Son iki yılda Kongre Partisi’ne yönelik baskılar, yerel hükümetlerde yer alan Müslüman Birliği’niıı gücünü artırmasını sağlamıştı. 1944’ten sonra kademeli olarak serbest bırakılan Kongre Partisi önderleri, Müslümanların ayrı bir devlet isteyip istemediğinin halkoylamasıyla saptanması formülünü ortaya attılar. Bir süre sonra Gandhi ve Cinnah’ın benzer bir formül için yaptıkları görüşme hiçbir sonuç vermedi. Haziran 1945’te önde gelen partilerin yer alacağı bir hükümet oluşturma konusunu görüşmek üzere Simla’da toplanan konferans da bir anlaşmaya varamadan dağıldı.

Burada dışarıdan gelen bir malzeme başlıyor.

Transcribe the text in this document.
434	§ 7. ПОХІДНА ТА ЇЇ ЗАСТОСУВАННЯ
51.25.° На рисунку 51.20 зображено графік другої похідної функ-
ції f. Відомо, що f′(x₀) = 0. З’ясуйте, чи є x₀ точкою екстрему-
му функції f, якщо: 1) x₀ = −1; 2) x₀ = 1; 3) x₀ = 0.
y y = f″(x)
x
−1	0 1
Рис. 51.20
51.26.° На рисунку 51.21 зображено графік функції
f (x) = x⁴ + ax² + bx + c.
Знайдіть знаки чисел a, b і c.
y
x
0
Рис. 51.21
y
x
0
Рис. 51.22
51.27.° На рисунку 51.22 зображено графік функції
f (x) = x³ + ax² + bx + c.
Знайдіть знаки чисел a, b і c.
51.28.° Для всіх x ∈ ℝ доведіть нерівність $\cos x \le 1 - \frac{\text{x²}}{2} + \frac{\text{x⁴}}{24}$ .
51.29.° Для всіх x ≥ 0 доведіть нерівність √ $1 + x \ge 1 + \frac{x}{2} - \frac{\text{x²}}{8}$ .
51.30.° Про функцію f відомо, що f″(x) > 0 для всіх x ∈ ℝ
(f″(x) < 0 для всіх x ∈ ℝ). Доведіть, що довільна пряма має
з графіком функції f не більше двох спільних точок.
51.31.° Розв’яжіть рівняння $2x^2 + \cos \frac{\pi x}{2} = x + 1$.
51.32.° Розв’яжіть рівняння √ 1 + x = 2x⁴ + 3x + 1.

Bu sırada İngiltere’deki seçimler sonunda başa geçen İşçi Partisi hükümeti, Hindistan’a bağımsızlık sözü vererek öncelikle merkezî bir yasama organı ve eyalet meclisleri için seçime gidilmesini kararlaştırdı. 1946’da yapılan seçimlerden Kongre Partisi ve Müslüman Birliği ülkenin temel iki siyasal gücü olarak çıktı. Merkezî yasama organında Müslümanlara ayrılan sandalyelerin hepsini Müslüman Birliği kazandı; geri kalan sandalyeleri ise beş eksikle Kongre Partisi adayları elde etti. Eyalet seçimlerinde Kongre Partisi bütün öteki partileri saf dışı bırakarak sekiz eyalette yerel yönetimi ele geçirdi. Müslüman Birliği yüksek bir oy
oranına ulaşmakla birlikte yalnızca Sind ve Bengal’de yerel yönetimi oluşturabildi. Pencap’ta Birlikçi Parti az farkla başta kaldı.
Seçim sonuçlarının iki parti arasındaki uzlaşmazlığı artırmasına karşın, İngiliz hükümeti yeni anayasanın çerçevesini belirlemek üzere Delhi’ye bir heyet gönderdi. Taraflarla yürüttüğü görüşmelerde ortak bir çözüme varamayan heyet, eyaletlerin Hindu ve Müslüman çoğunluğa göre düzenlenmesini ve yönetimin her kademede paylaşılmasını öngören bir taslak hazırladı, iki taraf da taslağı kabul etmeye yanaşmadı. Müslüman Birliği’nin kararlılığını göstermek için 16 Ağustos 1946’da düzenlediği kitle gösterilerini büyük boyutlara varan çatışmalar izledi. Kalküta’da üç gün süren karışıklıklar sırasında 4 bin kişi öldürüldü. Bu kıyımın hemen ardından Hindistan genel valisi Wavell Hintli politikacılardan oluşan bir geçici hükümet kurdu. Sekiz Kongre Partisi üyesi ve dört bağımsızın yer aldığı hükümete sonradan Kongre Partisi’nden beş kişinin çekilmesiyle Müslüman Birliği üyeleri de alındı. Ama bu adım ilişkilerin düzelmesini sağlayamadı. Doğu Bengal’deki kitle kıyımlarının önü alınamadı. Nehru ve Gandhi’nin birliği koruma yönündeki çabalarına karşın, Kongre Partisi’nde ülkenin iç savaşa sürüklenmemesi için bu konuda ödün verme eğilimi güçlendi. Öte yandan İngiliz hükümeti de en geç Haziran 1948’de yönetimi devretmeye kararlı olduğunu açıklayarak Lord Mountbatten’ı genel valiliğe atadı (Şubat 1947).

Bölünme.


Mountbatten’ın Hindistan’a vardığı sırada, Birlikçi yerel hükümetin görevden çekildiği Pencap’ta da Müslüman, Sih ve Hindu toplulukları içine alan çatışmalar baş göstermiş bulunuyordu. Olayların büyümesini önlemek için hemen bir çözüme varmak gerektiğini anlayan Mountbatten, taraflara Hindu ve Müslüman toplulukların tercihine dayalı bir bölünme planını kabul ettirmeyi başardı. Plan uyarınca Kongre Partisi’nin yönetimde olduğu eyaletlerin birleşik Hindistan’ın içinde yer alması; Sind, Belucistan ve Kuzeybatı Sınır Eyaleti’nde Hindistan’a ya da yeni bir Müslüman devlete katılma konusunda halkoylamasına gidilmesi; daha karmaşık bir yapı gösteren Pen- cap ve Bengal’de de aşamalı bir oylama yapılması kararlaştırıldı.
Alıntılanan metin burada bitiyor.